Credit monitoring services tend to charge between $15 and $30 per person per month for their services. So, this isn’t exactly cheap, especially if your family consists of four or five people. And remember, it doesn’t prevent the theft, it just informs you when it happens so you can lock things down that much quicker.
It’s up to you which approach to take. Just avoid the hands-off approach of never looking at your own credit reports.
What If I’ve Been The Victim of a Breach?
Here are some steps you may want to take if you discover you’ve been a victim:
1. Immediately contact the institution that was directly involved. If your credit card was stolen, you’d want to call that card issuer as soon as possible. If it was tax fraud, contact the IRS. If the fraud involved a change of address, contact the postal service. If your Social Security number was stolen, inform the Social Security Administration, and so forth.

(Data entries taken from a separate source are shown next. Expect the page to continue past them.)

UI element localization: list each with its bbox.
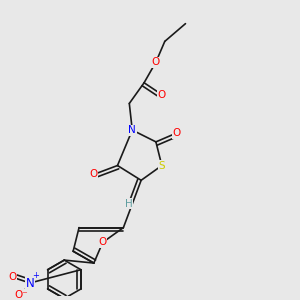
Text: O: O bbox=[90, 169, 98, 179]
Text: O: O bbox=[152, 57, 160, 67]
Text: O: O bbox=[172, 128, 181, 138]
Text: N: N bbox=[128, 125, 136, 135]
Text: O: O bbox=[8, 272, 16, 282]
Text: O⁻: O⁻ bbox=[14, 290, 28, 300]
Text: H: H bbox=[124, 199, 132, 209]
Text: S: S bbox=[158, 160, 165, 170]
Text: N: N bbox=[26, 277, 34, 290]
Text: O: O bbox=[158, 90, 166, 100]
Text: O: O bbox=[99, 237, 107, 248]
Text: +: + bbox=[32, 271, 39, 280]
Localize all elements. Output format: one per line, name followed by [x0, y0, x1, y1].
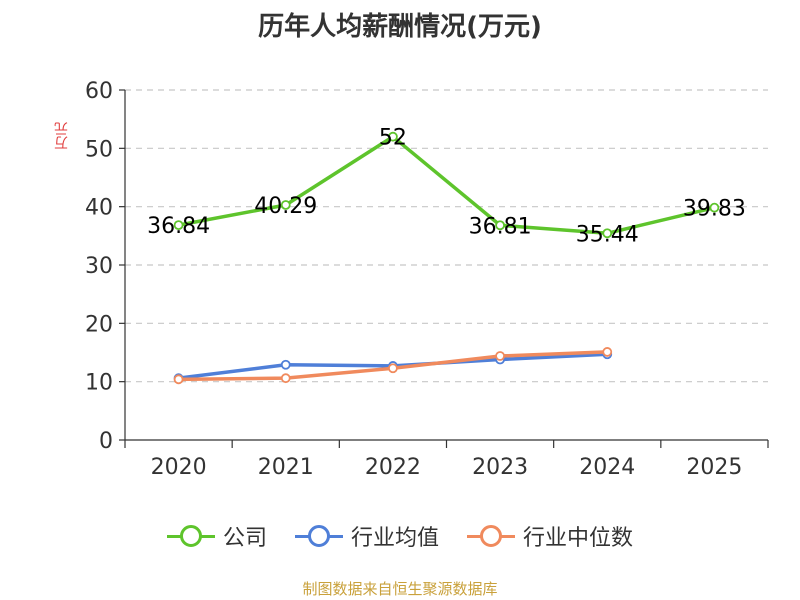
y-tick-label: 40: [85, 196, 113, 221]
legend-item-industry-mean[interactable]: 行业均值: [294, 520, 439, 552]
y-tick-label: 50: [85, 137, 113, 162]
data-point-0: [280, 200, 291, 210]
data-point-0: [388, 131, 398, 142]
data-point-0: [173, 220, 184, 231]
legend-label-company: 公司: [222, 526, 267, 551]
data-source-note: 制图数据来自恒生聚源数据库: [302, 580, 498, 598]
y-tick-label: 10: [85, 371, 113, 396]
legend: 公司 行业均值 行业中位数: [0, 520, 800, 552]
x-tick-label: 2020: [151, 455, 207, 480]
x-tick-label: 2023: [472, 455, 528, 480]
y-tick-label: 30: [85, 254, 113, 279]
data-label: 36.81: [469, 214, 532, 239]
data-label: 40.29: [254, 194, 317, 219]
legend-swatch-industry-mean-icon: [294, 524, 343, 548]
x-tick-label: 2022: [365, 455, 421, 480]
data-point-0: [495, 220, 505, 231]
series-line-0: [178, 134, 715, 236]
data-point-2: [495, 351, 505, 361]
x-tick-label: 2021: [258, 455, 314, 480]
data-label: 39.83: [683, 197, 746, 222]
y-tick-label: 0: [99, 429, 113, 454]
data-point-1: [280, 359, 291, 370]
data-point-2: [388, 363, 398, 374]
data-point-2: [602, 347, 613, 357]
legend-item-company[interactable]: 公司: [166, 520, 267, 552]
legend-swatch-company-icon: [166, 524, 215, 548]
legend-swatch-industry-median-icon: [467, 524, 515, 548]
data-point-2: [280, 373, 291, 384]
chart-title: 历年人均薪酬情况(万元): [258, 12, 542, 42]
legend-label-industry-mean: 行业均值: [350, 526, 439, 551]
legend-label-industry-median: 行业中位数: [523, 526, 634, 551]
data-point-2: [173, 374, 184, 385]
y-tick-label: 20: [85, 312, 113, 337]
x-tick-label: 2024: [579, 455, 635, 480]
data-label: 52: [379, 126, 407, 151]
y-tick-label: 60: [85, 79, 113, 104]
data-point-0: [602, 228, 613, 239]
legend-item-industry-median[interactable]: 行业中位数: [467, 520, 633, 552]
data-label: 35.44: [576, 222, 639, 247]
data-point-0: [709, 202, 720, 213]
x-tick-label: 2025: [686, 455, 742, 480]
data-label: 36.84: [147, 214, 210, 239]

2. Place a “fraud alert” on your credit report. A fraud alert forces lenders and creditors to take extra steps to verify your identity. Filing the alert entitles you to a free credit report, which you can review for errors and fraudulent activity. The alert remains in place for ninety days. You only need to notify one of the three credit reporting agencies, and they will notify the other two for you:
- experian.com or (888) 397-3742
- transunion.com or (888) 909-8872
- equifax.com or (888) 766-0008
3. Place a credit freeze on your account. This essentially locks down your credit, requiring more steps from you to temporarily lift the freeze if you want to open up a credit account. You need to notify each of the three agencies to initiate or lift a freeze. And, although anyone who is a victim of identity theft can initiate a freeze, certain states will not allow you to place a freeze on your account if you have not been a victim of identity theft.
4. Notify the Federal Trade Commission either online or via their identity theft hotline at: (877) ID THEFT (877-438-4338)
5. File a police report in your local town or city.
And don’t forget to let your financial advisor know what’s happening – he or she can be a wealth of information and provide you with guidance as you work your way through the credit restoration process.